Last night I got home from a Cat Poncho meeting at around 11:30pm.
As soon as I got home I was dreading what would come next.
At 10:46am I was to review my 6-8 page Issues paper with my writing teacher so he could give me tips and instruct me on how to improve my paper.
I wanted to try and jump into it as quickly as I could, try and finish it as soon as possible. But I remembered that I had not yet read my scriptures for the day.
I know--mainly from my own experience--that if I read my scriptures before diving into my own homework, my homework is always easier and makes more sense to me.
So I did.
I spent about 20 minutes reading my scriptures and focusing on the principles and applications found in them. I wrote in my journal my thoughts and feelings. Some good scripture studying was done.
But my head kept falling over, I kept drifting off to sleep.

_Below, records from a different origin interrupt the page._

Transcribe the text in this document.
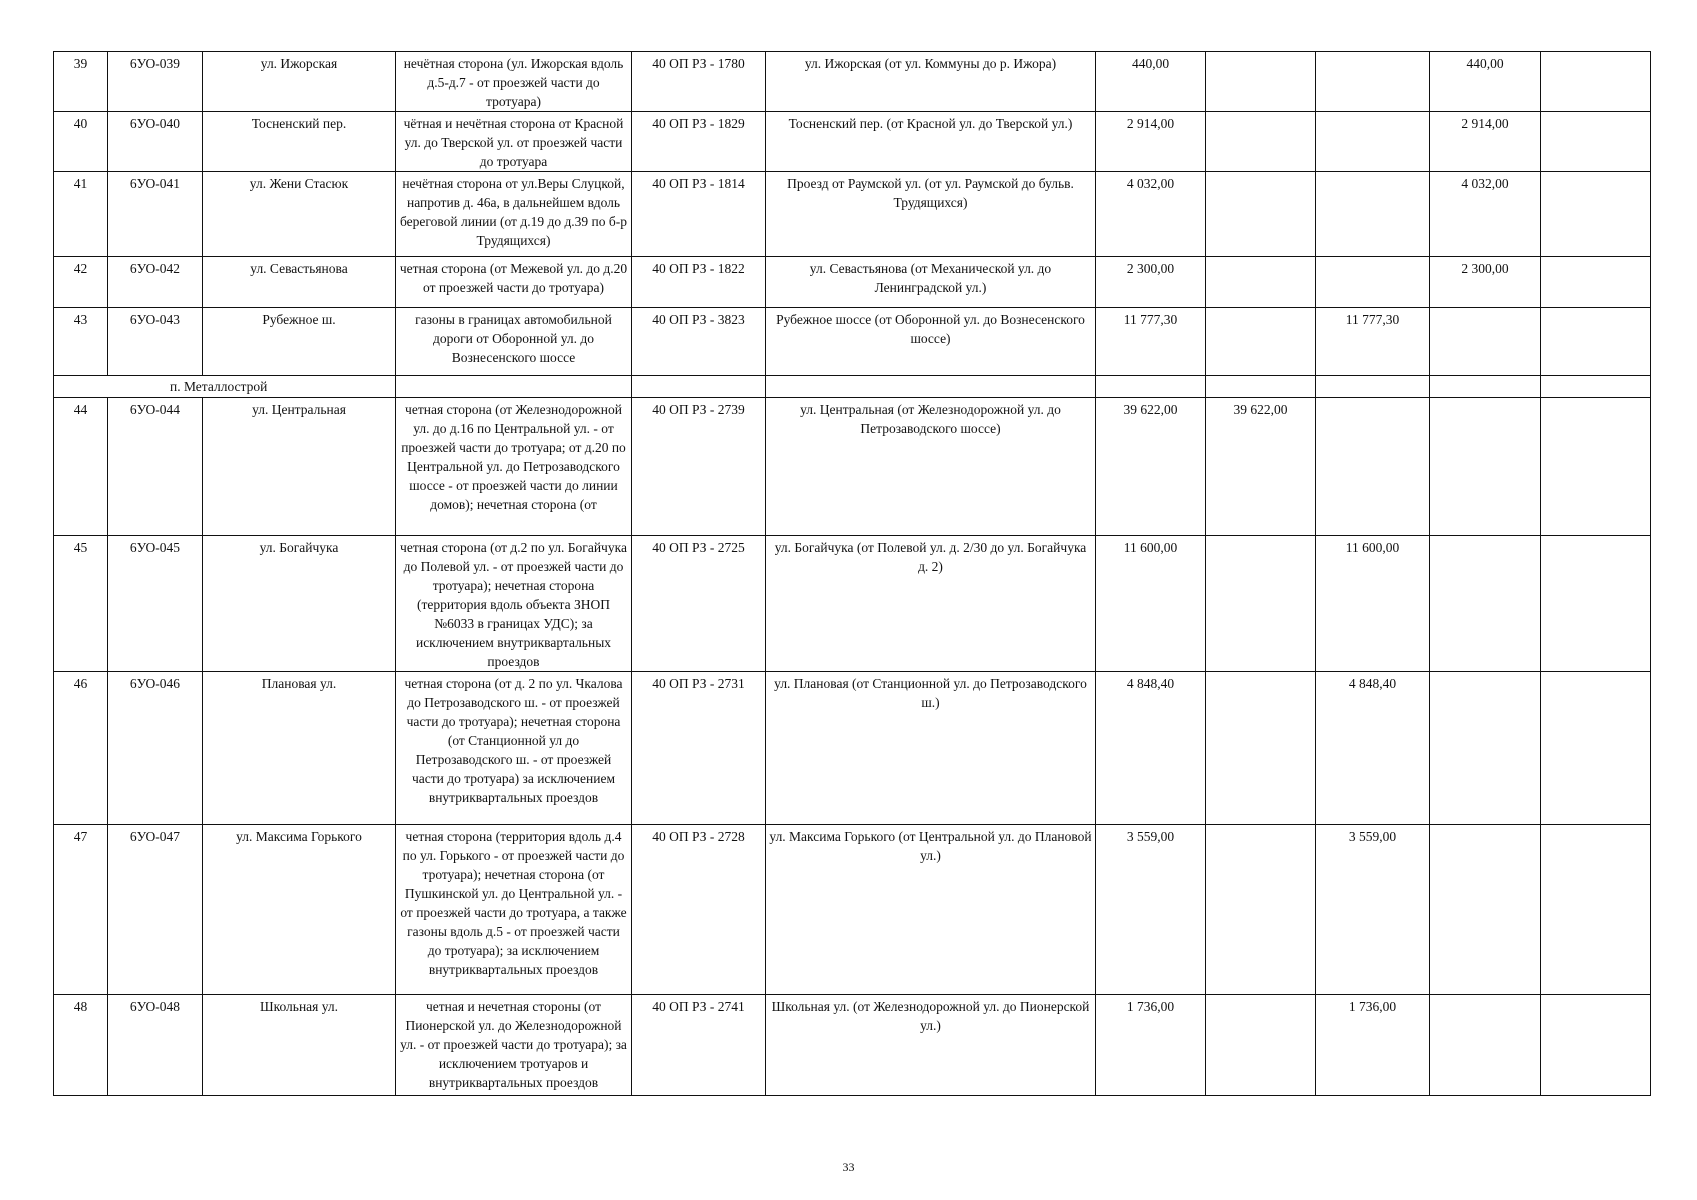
39	6УО-039	ул. Ижорская	нечётная сторона (ул. Ижорская вдоль д.5-д.7 - от проезжей части до тротуара)	40 ОП РЗ - 1780	ул. Ижорская (от ул. Коммуны до р. Ижора)	440,00			440,00	
40	6УО-040	Тосненский пер.	чётная и нечётная сторона от Красной ул. до Тверской ул. от проезжей части до тротуара	40 ОП РЗ - 1829	Тосненский пер. (от Красной ул. до Тверской ул.)	2 914,00			2 914,00	
41	6УО-041	ул. Жени Стасюк	нечётная сторона от ул.Веры Слуцкой, напротив д. 46а, в дальнейшем вдоль береговой линии (от д.19 до д.39 по б-р Трудящихся)	40 ОП РЗ - 1814	Проезд от Раумской ул. (от ул. Раумской до бульв. Трудящихся)	4 032,00			4 032,00	
42	6УО-042	ул. Севастьянова	четная сторона (от Межевой ул. до д.20 от проезжей части до тротуара)	40 ОП РЗ - 1822	ул. Севастьянова (от Механической ул. до Ленинградской ул.)	2 300,00			2 300,00	
43	6УО-043	Рубежное ш.	газоны в границах автомобильной дороги от Оборонной ул. до Вознесенского шоссе	40 ОП РЗ - 3823	Рубежное шоссе (от Оборонной ул. до Вознесенского шоссе)	11 777,30		11 777,30		
п. Металлострой										
44	6УО-044	ул. Центральная	четная сторона (от Железнодорожной ул. до д.16 по Центральной ул. - от проезжей части до тротуара; от д.20 по Центральной ул. до Петрозаводского шоссе - от проезжей части до линии домов); нечетная сторона (от	40 ОП РЗ - 2739	ул. Центральная (от Железнодорожной ул. до Петрозаводского шоссе)	39 622,00	39 622,00			
45	6УО-045	ул. Богайчука	четная сторона (от д.2 по ул. Богайчука до Полевой ул. - от проезжей части до тротуара); нечетная сторона (территория вдоль объекта ЗНОП №6033 в границах УДС); за исключением внутриквартальных проездов	40 ОП РЗ - 2725	ул. Богайчука (от Полевой ул. д. 2/30 до ул. Богайчука д. 2)	11 600,00		11 600,00		
46	6УО-046	Плановая ул.	четная сторона (от д. 2 по ул. Чкалова до Петрозаводского ш. - от проезжей части до тротуара); нечетная сторона (от Станционной ул до Петрозаводского ш. - от проезжей части до тротуара) за исключением внутриквартальных проездов	40 ОП РЗ - 2731	ул. Плановая (от Станционной ул. до Петрозаводского ш.)	4 848,40		4 848,40		
47	6УО-047	ул. Максима Горького	четная сторона (территория вдоль д.4 по ул. Горького - от проезжей части до тротуара); нечетная сторона (от Пушкинской ул. до Центральной ул. - от проезжей части до тротуара, а также газоны вдоль д.5 - от проезжей части до тротуара); за исключением внутриквартальных проездов	40 ОП РЗ - 2728	ул. Максима Горького (от Центральной ул. до Плановой ул.)	3 559,00		3 559,00		
48	6УО-048	Школьная ул.	четная и нечетная стороны (от Пионерской ул. до Железнодорожной ул. - от проезжей части до тротуара); за исключением тротуаров и внутриквартальных проездов	40 ОП РЗ - 2741	Школьная ул. (от Железнодорожной ул. до Пионерской ул.)	1 736,00		1 736,00		
33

I didn't know how I was supposed to write five more pages of a paper I had barely researched without falling asleep. Hopefully I would even understand what I was reading and writing.
I remember writing in my journal: "Heavenly Father, PLEASE help me not to fall asleep so that I can finish this paper."
I closed my scriptures, and got to work.
It was only about an hour and a half later when I realized: thoughts had come to my mind that I could never have formulated myself.
I understood what the articles were saying better than I had before.
Words came easily to my mind, and sentences flowed really well.
Up until this point I had just taken credit for the wonderful job I was doing.
But I realized as soon as I was about halfway through the paper that Heavenly Father was blessing me for reading my scriptures before I did my homework.
I reviewed my paper with my teacher this morning, and he really liked it!
I know that Heavenly Father knows us, and He knows what we need help with. He will bless us if we do His homework before I own, and I have testimony of this.